Alimentum, Cambridge

Finally – a foodie oasis in Cambridge’s wasteland of chain pizza restaurants and noodle bars. Alimentum, which has just received three well-deserved AA rosettes, fills me with a sense that perhaps things in this town aren’t really so bad after all; here, at last, is a restaurant which pays the attention to detail you really want to see in a fine-dining joint.

A few factors make Cambridge a disaster for those looking for a good meal. Almost all the commercial property is owned by the colleges, who keep rents high – as a result, chain restaurants are the most likely to find pitches in the city viable. We’ve got a very fluid population, with students appearing and then disappearing for half the year, and tourists filling the town to bursting point in summer, then buggering off again. The size and employment clout of the university means that most of those applying for work in restaurant kitchens often come with experience of working in a college buttery and nothing else – worlds away from the magic going on in kitchens like that at Alimentum. I very seldom eat in the city – London is only 45 minutes away, and there I can find the sort of restaurants I like.

Alimentum has turned things on their head – Londoners are coming to Cambridge for supper, because Alimentum is only 45 minutes from King’s Cross.

The restaurant is run with a strict ethical ethos. This means local, ethically raised meats from farms which are visited by the restaurant owner. Used oil which is collected and turned into biodiesel; dishwasher water which is recycled and used for heating. There’s a Crustastun unit in the kitchen which is used to humanely kill crabs and lobsters, and even the furniture in the beautiful deco dining room is ethically sourced. All this and fantastic food – it’s glorious to be able to indulge yourself and save the world all at once, as you sip your cocktail through a biodegradable straw.

I started with some crisp-skinned, honeyed quail, served off the bone with a savoury little breaded croquette of risotto.
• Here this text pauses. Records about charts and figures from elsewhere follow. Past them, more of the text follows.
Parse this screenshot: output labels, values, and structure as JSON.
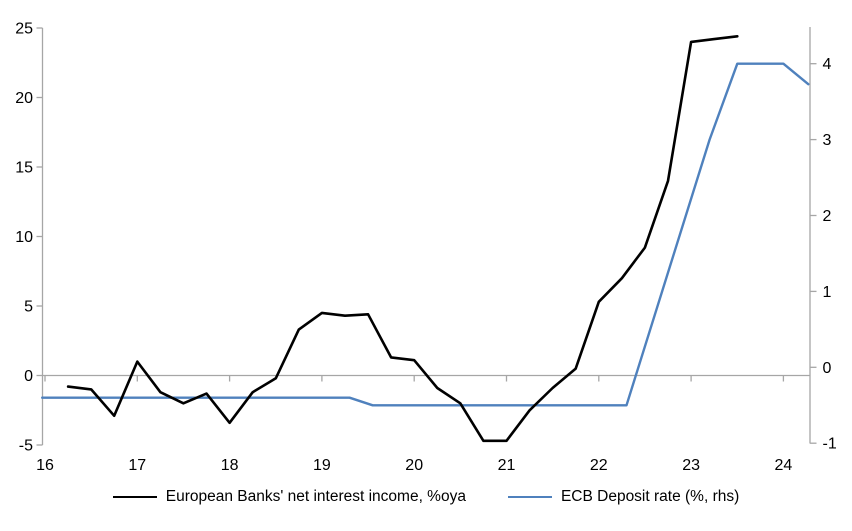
{
  "chart_data": {
    "type": "line",
    "title": "",
    "legend_position": "bottom",
    "grid": "zero-baseline-only",
    "x_axis": {
      "tick_values": [
        16,
        17,
        18,
        19,
        20,
        21,
        22,
        23,
        24
      ],
      "tick_labels": [
        "16",
        "17",
        "18",
        "19",
        "20",
        "21",
        "22",
        "23",
        "24"
      ],
      "range": [
        15.96,
        24.3
      ]
    },
    "left_y_axis": {
      "tick_values": [
        -5,
        0,
        5,
        10,
        15,
        20,
        25
      ],
      "tick_labels": [
        "-5",
        "0",
        "5",
        "10",
        "15",
        "20",
        "25"
      ],
      "range": [
        -5,
        25
      ]
    },
    "right_y_axis": {
      "tick_values": [
        -1,
        0,
        1,
        2,
        3,
        4
      ],
      "tick_labels": [
        "-1",
        "0",
        "1",
        "2",
        "3",
        "4"
      ],
      "range": [
        -1.07,
        4.5
      ]
    },
    "series": [
      {
        "name": "European Banks' net interest income, %oya",
        "axis": "left",
        "color": "#000000",
        "stroke_width": 2.6,
        "x": [
          16.25,
          16.5,
          16.75,
          17.0,
          17.25,
          17.5,
          17.75,
          18.0,
          18.25,
          18.5,
          18.75,
          19.0,
          19.25,
          19.5,
          19.75,
          20.0,
          20.25,
          20.5,
          20.75,
          21.0,
          21.25,
          21.5,
          21.75,
          22.0,
          22.25,
          22.5,
          22.75,
          23.0,
          23.25,
          23.5
        ],
        "values": [
          -0.8,
          -1.0,
          -2.9,
          1.0,
          -1.2,
          -2.0,
          -1.3,
          -3.4,
          -1.2,
          -0.2,
          3.3,
          4.5,
          4.3,
          4.4,
          1.3,
          1.1,
          -0.9,
          -2.0,
          -4.7,
          -4.7,
          -2.5,
          -0.9,
          0.5,
          5.3,
          7.0,
          9.2,
          14.0,
          24.0,
          24.2,
          24.4
        ]
      },
      {
        "name": "ECB Deposit rate (%, rhs)",
        "axis": "right",
        "color": "#4F81BD",
        "stroke_width": 2.4,
        "x": [
          15.97,
          19.3,
          19.55,
          22.3,
          23.2,
          23.5,
          24.0,
          24.27
        ],
        "values": [
          -0.4,
          -0.4,
          -0.5,
          -0.5,
          3.0,
          4.0,
          4.0,
          3.73
        ]
      }
    ]
  },
  "colors": {
    "axis": "#A6A6A6",
    "text": "#000000",
    "background": "#FFFFFF"
  }
}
Every preparation on the menu is intricate, but showcases each main ingredient – a main course of beef used the brisket, cooked until gelatinous then shredded, pressed, breaded and fried until golden. The fillet, cooked to a juicy medium-rare with a savoury crust, was cut into thick slices and perched on top, everything bathed in an unctuous demi-glace. This is good, good stuff, deeply beefy and gorgeous on the plate and on the tongue.

Dessert was a jelly made from local strawberries. Not too sweet, and intensely fragrant, it arrived in a pyramid, each side tiled with a sliver of Valrhona chocolate, drizzled with an intense 30-year-old balsmic vinegar. If pudding could sing, this would have been belting out Mozart operettas. There’s also a great (and wonderfully stinky) cheeseboard, which the charming waiting staff will talk you through.

This was a tough menu to choose from; everything sounded tempting, and every diner at my table had a plate I just had to pinch something from. The restaurant’s signature slow-cooked belly pork with pig parts was heartbreakingly, stickily, cracklingly good. The wine list (which, along with the frequently changing menu, is available on the restaurant’s website) is terrific, and the Malbec we selected was a fantastic pairing. Cocktails are also really good fun: my favourite was The Cucumber Number, with Hendrick’s gin, cucumber, raspberries and Framboise liqueur.

It’s worth checking the restaurant’s website for their various special deals – if you book for the Tuesday jazz night, you might see me there.

4 Replies to “Alimentum, Cambridge”

  1. Sounds expensive; but hell, you get what you pay for.

    I live in north west Scotland where we have spectacularly good eateries using locally sourced shellfish, beef, lamb, and game. Expensive, yes, but it’s worth paying more for quality than settling for the mediocre stuff doled to out to coach party tourists.

  2. It is pricey, but I feel very strongly that you’re paying for impeccable ingredients and some really pretty fiddly (not to mention spectacular) work in the kitchen. There are less expensive ways you can eat there – a pre-theatre menu, and I think they do a reduced-price prix fixe on Mondays. Bugger the credit crunch – we can always just not order any wine if we’re feeling poor.